Le trait caractéristique du dualisme platonicien réside dans une négation totale du corps dans l’activité de penser. Le corps étant le tombeau de l’âme (soma sema), nous comprenons le fait que Platon défend l’idée selon laquelle il faudrait pleurer les naissances et fêter les morts. La mort qui est le moment où l’âme se délie du corps nous permet de nous libérer des tromperies et des plaisirs du corps. C’est ce que dit Platon dans le Phédon quand il écrit :

«Il semble que la mort est un raccourci qui nous mène au but, puisque, tant que nous aurons le corps associé à la raison dans notre recherche et que notre âme sera contaminée par un tel mal, nous n’atteindrons jamais complètement ce que nous désirons et nous disons que l’objet de nos désirs, c’est la vérité. Car le corps cause mille difficultés (…). Il nous remplit d’amours, de désirs, de craintes, de chimères de toute sorte (…), il nous ôte vraiment et réellement toute possibilité de penser ».

Cette citation prouve que Platon donne sens à l’immortalité de l’âme et à la vie après la mort. Ce qui n’est pas le cas pour les atomistes et les matérialistes, d’Epicure à La Mettrie en passant par d’Holbach etc. Mais avant d’en venir au matérialisme, il convient d’exposer le dualisme cartésien qui nous servira de passerelle pour étudier le monisme lamettrien.

LE DUALISME CARTESIEN

Descartes qui est considéré comme le père du rationalisme moderne va défendre la thèse du dualisme corps-esprit mais pas de la même manière que le fait Platon. Après avoir distingué l’âme du corps comme étant deux substances totalement différentes, Descartes tente de les réunir et de montrer leur interaction. Ce qui posera beaucoup de problèmes auxquels le dualisme cartésien s’est confronté. Nous allons d’abord exposer la conception cartésienne du corps avant de montrer celle de l’âme qui signifie la même chose que l’esprit chez Descartes.
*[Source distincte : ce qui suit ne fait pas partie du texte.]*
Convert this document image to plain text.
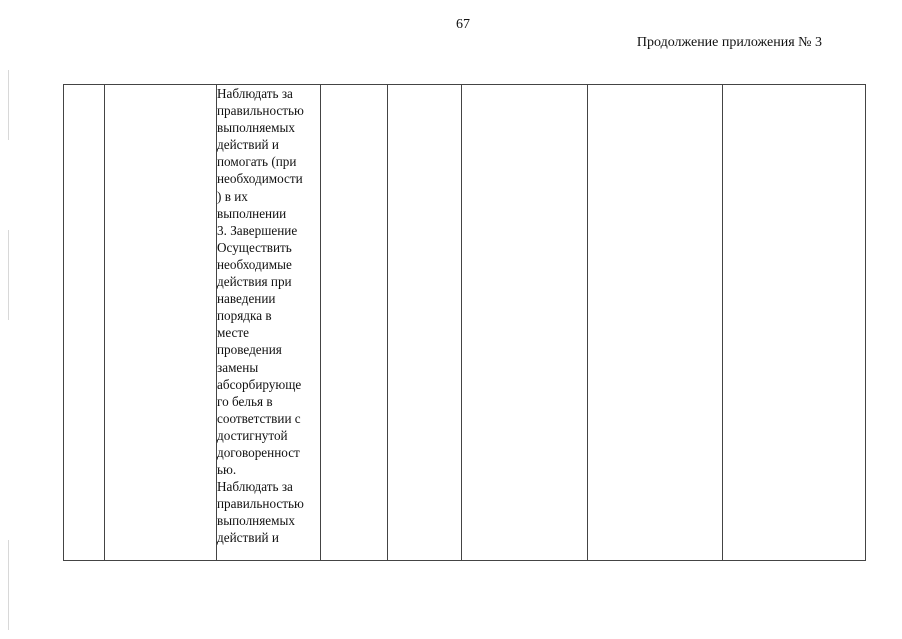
67
Продолжение приложения № 3

Наблюдать за
правильностью
выполняемых
действий и
помогать (при
необходимости
) в их
выполнении
3. Завершение
Осуществить
необходимые
действия при
наведении
порядка в
месте
проведения
замены
абсорбирующе
го белья в
соответствии с
достигнутой
договоренност
ью.
Наблюдать за
правильностью
выполняемых
действий и
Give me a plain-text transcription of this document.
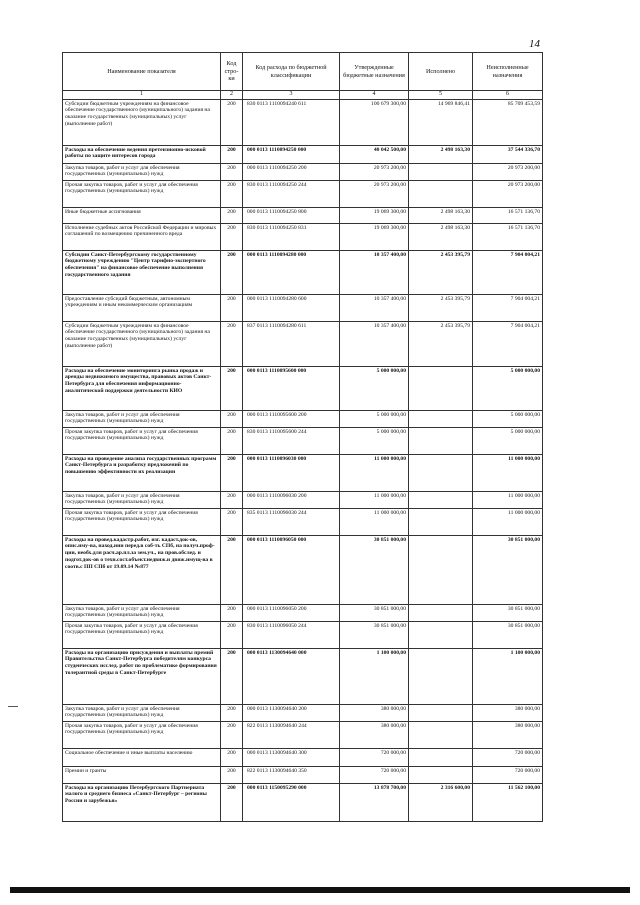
14
Наименование показателя	Код стро-ки	Код расхода по бюджетной классификации	Утвержденные бюджетные назначения	Исполнено	Неисполненные назначения
1	2	3	4	5	6
Субсидии бюджетным учреждениям на финансовое обеспечение государственного (муниципального) задания на оказание государственных (муниципальных) услуг (выполнение работ)	200	830 0113 1110094240 611	100 679 300,00	14 969 846,41	85 709 453,59
Расходы на обеспечение ведения претензионно-исковой работы по защите интересов города	200	000 0113 1110094250 000	40 042 500,00	2 498 163,30	37 544 336,70
Закупка товаров, работ и услуг для обеспечения государственных (муниципальных) нужд	200	000 0113 1110094250 200	20 973 200,00		20 973 200,00
Прочая закупка товаров, работ и услуг для обеспечения государственных (муниципальных) нужд	200	830 0113 1110094250 244	20 973 200,00		20 973 200,00
Иные бюджетные ассигнования	200	000 0113 1110094250 800	19 069 300,00	2 498 163,30	16 571 136,70
Исполнение судебных актов Российской Федерации и мировых соглашений по возмещению причиненного вреда	200	830 0113 1110094250 831	19 069 300,00	2 498 163,30	16 571 136,70
Субсидии Санкт-Петербургскому государственному бюджетному учреждению "Центр тарифно-экспертного обеспечения" на финансовое обеспечение выполнения государственного задания	200	000 0113 1110094280 000	10 357 400,00	2 453 395,79	7 904 004,21
Предоставление субсидий бюджетным, автономным учреждениям и иным некоммерческим организациям	200	000 0113 1110094280 600	10 357 400,00	2 453 395,79	7 904 004,21
Субсидии бюджетным учреждениям на финансовое обеспечение государственного (муниципального) задания на оказание государственных (муниципальных) услуг (выполнение работ)	200	837 0113 1110094280 611	10 357 400,00	2 453 395,79	7 904 004,21
Расходы на обеспечение мониторинга рынка продаж и аренды недвижимого имущества, правовых актов Санкт-Петербурга для обеспечения информационно-аналитической поддержки деятельности КИО	200	000 0113 1110095600 000	5 000 000,00		5 000 000,00
Закупка товаров, работ и услуг для обеспечения государственных (муниципальных) нужд	200	000 0113 1110095600 200	5 000 000,00		5 000 000,00
Прочая закупка товаров, работ и услуг для обеспечения государственных (муниципальных) нужд	200	830 0113 1110095600 244	5 000 000,00		5 000 000,00
Расходы на проведение анализа государственных программ Санкт-Петербурга и разработку предложений по повышению эффективности их реализации	200	000 0113 1110096030 000	11 000 000,00		11 000 000,00
Закупка товаров, работ и услуг для обеспечения государственных (муниципальных) нужд	200	000 0113 1110096030 200	11 000 000,00		11 000 000,00
Прочая закупка товаров, работ и услуг для обеспечения государственных (муниципальных) нужд	200	835 0113 1110096030 244	11 000 000,00		11 000 000,00
Расходы на провед.кадастр.работ, изг. кадаст.док-ов, опис.иму-ва, наход.нии перед.в соб-ть СПб, на получ.проф-ции, необх.для расч.ар.пл.за зем.уч., на пров.обслед. и подгот.док-ов о техн.сост.объект.недвиж.и движ.имущ-ва в соотв.с ПП СПб от 19.09.14 №877	200	000 0113 1110096050 000	30 851 000,00		30 851 000,00
Закупка товаров, работ и услуг для обеспечения государственных (муниципальных) нужд	200	000 0113 1110096050 200	30 851 000,00		30 851 000,00
Прочая закупка товаров, работ и услуг для обеспечения государственных (муниципальных) нужд	200	830 0113 1110096050 244	30 851 000,00		30 851 000,00
Расходы на организацию присуждения и выплаты премий Правительства Санкт-Петербурга победителям конкурса студенческих исслед. работ по проблематике формирования толерантной среды в Санкт-Петербурге	200	000 0113 1130094640 000	1 100 000,00		1 100 000,00
Закупка товаров, работ и услуг для обеспечения государственных (муниципальных) нужд	200	000 0113 1130094640 200	380 000,00		380 000,00
Прочая закупка товаров, работ и услуг для обеспечения государственных (муниципальных) нужд	200	822 0113 1130094640 244	380 000,00		380 000,00
Социальное обеспечение и иные выплаты населению	200	000 0113 1130094640 300	720 000,00		720 000,00
Премии и гранты	200	822 0113 1130094640 350	720 000,00		720 000,00
Расходы на организацию Петербургского Партнериата малого и среднего бизнеса «Санкт-Петербург – регионы России и зарубежья»	200	000 0113 1150095290 000	13 878 700,00	2 316 600,00	11 562 100,00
Comme tout penseur, Descartes n’est pas étranger à son époque. Au XVIIème siècle, les mathématiques et la mécanique connurent leur apogée à telle enseigne qu’on assiste à une mécanisation de la connaissance. C’est ainsi que des auteurs comme Hobbes et Spinoza n’hésitèrent pas à appliquer la méthode mécanique sur un domaine aussi imprévisible que la politique. Dans ce sillage il est tout à fait normal que l’étude du corps ne puisse échapper à cette règle. Ainsi François Jacob écrit : « Au XVIIème siècle il n’existe aucune raison de réserver une place à part aux corps vivants et de les soustraire à la grande mécanique qui fait tourner l’univers. Seul ce qui ressort clairement aux lois du mouvement dans le corps des animaux est accessible à l’analyse ».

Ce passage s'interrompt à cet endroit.